Für den jüngsten Anstieg der Maispreise in China wird die landesweite Begrenzung der LKW-Ladekapazitäten verantwortlich gemacht. Das führte nun dazu, dass wieder billigere Futtermittel wie Sorghum aus den USA oder Gerste aus Australien eingeführt werden.
Schärfere Kontrollen von LKW-Überladungen im September, um Straßenschäden und folgenschwere Unfälle zu vermeiden, waren der Grund für einen geringeren Absatz von Mais, der üblicherweise aus den Anbauregionen im Norden Chinas in die Verbraucherregionen im Südes des Großreichs per LKW transportiert wird. Seit Anfang Oktober stiegen die Verbraucherpreise in China um 16 %, obwohl die Regierung in Peking einige Subventionen für die Maisverarbeitende Industrie beschloss. Zudem verzögerte feuchtes Wetter die letzte Ernte.
Das führte zu einer unerwarteten Nachfrage nach Getreide aus dem Ausland, das als Ersatz von Mais in den Futterrationen gilt. US-Sorghum kostet franko südchinesischer Entladehäfen 1.600 yuan oder umgerechnet 240 USD/to. Mais aus der inländischen Produktion kostet franko Shenzhen hingegen 2.040 yuan und Futtergerste aus Australien lediglich 1.500 yuan pro Tonne.

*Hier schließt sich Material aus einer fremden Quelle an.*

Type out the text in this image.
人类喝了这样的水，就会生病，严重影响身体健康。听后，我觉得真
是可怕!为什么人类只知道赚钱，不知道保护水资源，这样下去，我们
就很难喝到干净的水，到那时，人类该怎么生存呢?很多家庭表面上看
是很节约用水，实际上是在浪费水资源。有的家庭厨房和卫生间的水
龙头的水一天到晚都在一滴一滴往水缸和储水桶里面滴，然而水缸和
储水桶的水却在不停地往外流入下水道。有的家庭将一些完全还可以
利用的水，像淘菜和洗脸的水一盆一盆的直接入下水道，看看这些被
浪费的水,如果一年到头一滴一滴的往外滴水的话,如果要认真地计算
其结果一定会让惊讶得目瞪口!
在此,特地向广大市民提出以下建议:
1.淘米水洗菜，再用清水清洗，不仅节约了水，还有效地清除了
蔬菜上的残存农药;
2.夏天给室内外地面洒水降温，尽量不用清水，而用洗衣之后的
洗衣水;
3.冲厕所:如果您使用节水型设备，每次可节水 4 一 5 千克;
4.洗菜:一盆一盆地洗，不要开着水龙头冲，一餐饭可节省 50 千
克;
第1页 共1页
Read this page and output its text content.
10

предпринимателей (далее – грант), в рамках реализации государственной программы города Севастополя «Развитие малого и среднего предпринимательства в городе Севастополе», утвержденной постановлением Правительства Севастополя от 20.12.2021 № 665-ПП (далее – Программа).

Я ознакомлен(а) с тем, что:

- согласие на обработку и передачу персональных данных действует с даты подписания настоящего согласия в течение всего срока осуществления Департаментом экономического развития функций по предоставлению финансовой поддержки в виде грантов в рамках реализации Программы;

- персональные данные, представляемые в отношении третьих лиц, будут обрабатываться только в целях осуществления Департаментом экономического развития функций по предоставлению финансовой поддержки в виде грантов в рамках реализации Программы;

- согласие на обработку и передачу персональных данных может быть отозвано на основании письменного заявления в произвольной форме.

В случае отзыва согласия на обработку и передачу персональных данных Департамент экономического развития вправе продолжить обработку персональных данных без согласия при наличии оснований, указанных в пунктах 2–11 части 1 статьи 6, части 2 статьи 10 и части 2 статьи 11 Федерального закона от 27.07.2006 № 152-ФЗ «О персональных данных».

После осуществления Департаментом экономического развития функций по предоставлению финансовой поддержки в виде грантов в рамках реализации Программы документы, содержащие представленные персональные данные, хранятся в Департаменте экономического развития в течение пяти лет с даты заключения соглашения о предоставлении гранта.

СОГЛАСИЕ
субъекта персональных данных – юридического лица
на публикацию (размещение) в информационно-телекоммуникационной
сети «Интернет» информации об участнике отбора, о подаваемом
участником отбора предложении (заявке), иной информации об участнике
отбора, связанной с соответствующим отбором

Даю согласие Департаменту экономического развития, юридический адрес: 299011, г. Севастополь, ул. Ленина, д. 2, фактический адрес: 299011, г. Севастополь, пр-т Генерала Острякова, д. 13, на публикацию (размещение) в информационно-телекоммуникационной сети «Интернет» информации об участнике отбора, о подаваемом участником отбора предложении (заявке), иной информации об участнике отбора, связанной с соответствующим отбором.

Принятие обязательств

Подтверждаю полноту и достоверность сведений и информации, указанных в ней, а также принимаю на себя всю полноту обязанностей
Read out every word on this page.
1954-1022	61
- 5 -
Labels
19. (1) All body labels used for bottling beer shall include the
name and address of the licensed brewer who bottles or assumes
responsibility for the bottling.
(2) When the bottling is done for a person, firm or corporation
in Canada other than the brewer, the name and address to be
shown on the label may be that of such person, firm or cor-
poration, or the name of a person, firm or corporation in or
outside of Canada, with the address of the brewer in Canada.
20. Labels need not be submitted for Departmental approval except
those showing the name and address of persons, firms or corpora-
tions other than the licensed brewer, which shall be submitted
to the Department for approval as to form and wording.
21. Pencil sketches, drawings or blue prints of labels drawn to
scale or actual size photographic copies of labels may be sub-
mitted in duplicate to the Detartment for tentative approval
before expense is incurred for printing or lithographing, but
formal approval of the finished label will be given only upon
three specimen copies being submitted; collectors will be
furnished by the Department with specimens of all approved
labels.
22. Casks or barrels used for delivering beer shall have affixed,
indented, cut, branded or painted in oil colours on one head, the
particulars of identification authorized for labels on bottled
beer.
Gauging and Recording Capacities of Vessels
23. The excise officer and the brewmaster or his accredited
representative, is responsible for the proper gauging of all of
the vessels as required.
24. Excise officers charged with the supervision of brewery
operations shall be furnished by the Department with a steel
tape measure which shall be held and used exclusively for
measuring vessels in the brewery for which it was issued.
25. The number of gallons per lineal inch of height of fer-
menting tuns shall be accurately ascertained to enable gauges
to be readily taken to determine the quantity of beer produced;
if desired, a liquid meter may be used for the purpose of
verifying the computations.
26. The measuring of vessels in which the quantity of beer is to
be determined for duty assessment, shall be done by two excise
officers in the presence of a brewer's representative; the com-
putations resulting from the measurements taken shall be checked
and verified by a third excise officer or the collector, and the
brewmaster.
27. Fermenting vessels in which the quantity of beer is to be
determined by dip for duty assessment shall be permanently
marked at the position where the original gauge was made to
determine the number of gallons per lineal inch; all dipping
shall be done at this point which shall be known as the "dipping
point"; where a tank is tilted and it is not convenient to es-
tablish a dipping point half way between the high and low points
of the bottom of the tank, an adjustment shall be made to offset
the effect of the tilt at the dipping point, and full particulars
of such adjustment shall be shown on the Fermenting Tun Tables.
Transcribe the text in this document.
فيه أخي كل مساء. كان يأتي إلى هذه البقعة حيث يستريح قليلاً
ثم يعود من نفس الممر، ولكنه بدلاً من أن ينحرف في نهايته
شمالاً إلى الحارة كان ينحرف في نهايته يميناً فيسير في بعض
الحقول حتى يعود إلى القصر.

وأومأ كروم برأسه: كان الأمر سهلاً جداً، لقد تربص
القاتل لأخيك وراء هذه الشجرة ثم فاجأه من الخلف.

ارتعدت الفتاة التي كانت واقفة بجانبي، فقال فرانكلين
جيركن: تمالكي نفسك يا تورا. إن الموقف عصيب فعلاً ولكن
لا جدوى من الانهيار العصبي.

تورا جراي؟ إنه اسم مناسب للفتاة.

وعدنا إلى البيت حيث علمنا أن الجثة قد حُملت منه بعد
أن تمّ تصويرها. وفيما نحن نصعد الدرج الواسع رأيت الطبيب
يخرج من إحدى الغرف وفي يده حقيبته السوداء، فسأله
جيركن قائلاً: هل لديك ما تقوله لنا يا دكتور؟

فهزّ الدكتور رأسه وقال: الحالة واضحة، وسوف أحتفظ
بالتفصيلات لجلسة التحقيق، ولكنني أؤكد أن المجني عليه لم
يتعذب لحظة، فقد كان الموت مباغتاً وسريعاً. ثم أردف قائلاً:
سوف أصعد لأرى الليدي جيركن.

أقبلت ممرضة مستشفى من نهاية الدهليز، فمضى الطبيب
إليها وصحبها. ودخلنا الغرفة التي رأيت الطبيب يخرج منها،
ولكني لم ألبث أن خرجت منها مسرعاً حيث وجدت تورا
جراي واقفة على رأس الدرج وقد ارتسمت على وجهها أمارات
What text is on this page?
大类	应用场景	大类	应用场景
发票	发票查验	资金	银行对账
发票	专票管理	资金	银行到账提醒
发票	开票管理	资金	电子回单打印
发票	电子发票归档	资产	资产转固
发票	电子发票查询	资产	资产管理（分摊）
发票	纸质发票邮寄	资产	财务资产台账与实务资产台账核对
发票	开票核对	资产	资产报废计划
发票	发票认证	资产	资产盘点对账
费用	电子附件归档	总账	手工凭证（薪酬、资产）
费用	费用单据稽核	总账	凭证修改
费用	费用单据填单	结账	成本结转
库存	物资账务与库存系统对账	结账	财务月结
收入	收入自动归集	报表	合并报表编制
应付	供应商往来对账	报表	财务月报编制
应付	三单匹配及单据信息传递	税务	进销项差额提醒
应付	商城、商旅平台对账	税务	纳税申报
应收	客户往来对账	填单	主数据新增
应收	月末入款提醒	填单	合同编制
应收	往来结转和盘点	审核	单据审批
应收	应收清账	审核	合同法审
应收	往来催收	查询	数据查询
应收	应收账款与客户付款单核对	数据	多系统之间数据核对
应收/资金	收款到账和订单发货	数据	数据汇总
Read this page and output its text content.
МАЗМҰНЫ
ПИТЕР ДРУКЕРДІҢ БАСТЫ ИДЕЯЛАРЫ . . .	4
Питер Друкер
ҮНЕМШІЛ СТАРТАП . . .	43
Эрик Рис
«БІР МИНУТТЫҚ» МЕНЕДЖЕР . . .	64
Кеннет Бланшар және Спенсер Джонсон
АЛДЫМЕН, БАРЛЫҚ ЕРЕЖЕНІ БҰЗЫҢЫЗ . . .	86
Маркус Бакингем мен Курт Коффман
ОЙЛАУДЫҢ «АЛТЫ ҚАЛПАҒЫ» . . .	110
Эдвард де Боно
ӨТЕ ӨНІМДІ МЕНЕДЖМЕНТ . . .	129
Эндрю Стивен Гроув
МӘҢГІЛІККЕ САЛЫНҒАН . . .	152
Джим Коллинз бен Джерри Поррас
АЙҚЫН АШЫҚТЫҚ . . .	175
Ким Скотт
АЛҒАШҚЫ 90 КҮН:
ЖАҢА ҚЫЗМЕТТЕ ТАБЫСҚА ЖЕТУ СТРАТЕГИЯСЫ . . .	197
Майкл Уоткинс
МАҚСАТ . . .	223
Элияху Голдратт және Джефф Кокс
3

Ende Oktober orderten chinesische Käufer 20 Schiffe US-Sorghum mit zusammen über 1 Mio. Tonnen, die bis Februar 2017 eintreffen sollen. Für das Wirtschaftsjahr 2016/17 wird der Sorghum-Import zwar deutlich kleiner ausfallen als im vorherigen Wirtschaftsjahr, einen derartigen spontanen Anstieg hatte aber niemand erwartet, da Chinas Maisernte rekordverdächtig groß ausfiel. Außerdem sind mindestens drei Schiffe mit Gerste aus Australien nach China unterwegs und es gibt weitere Nachfragen, so Getreidemakler in Singapur.
China ist weltweit der größte Sorghum-Importeur und der zweitgrößte Importeur von Futtergerste.
Nachdem China in diesem Jahr seine Getreideintervention quasi abgeschafft hat, weil die staatlichen Reserven mit 250 Mio. Tonnen bereits den Konsum eines ganzen Jahres übersteigt, wurden diverse Maßnahmen zu Steigerung der Inlandsnachfrage ergriffen. Jetzt will die Regierung in Peking für mehr Transportkapazitäten sorgen.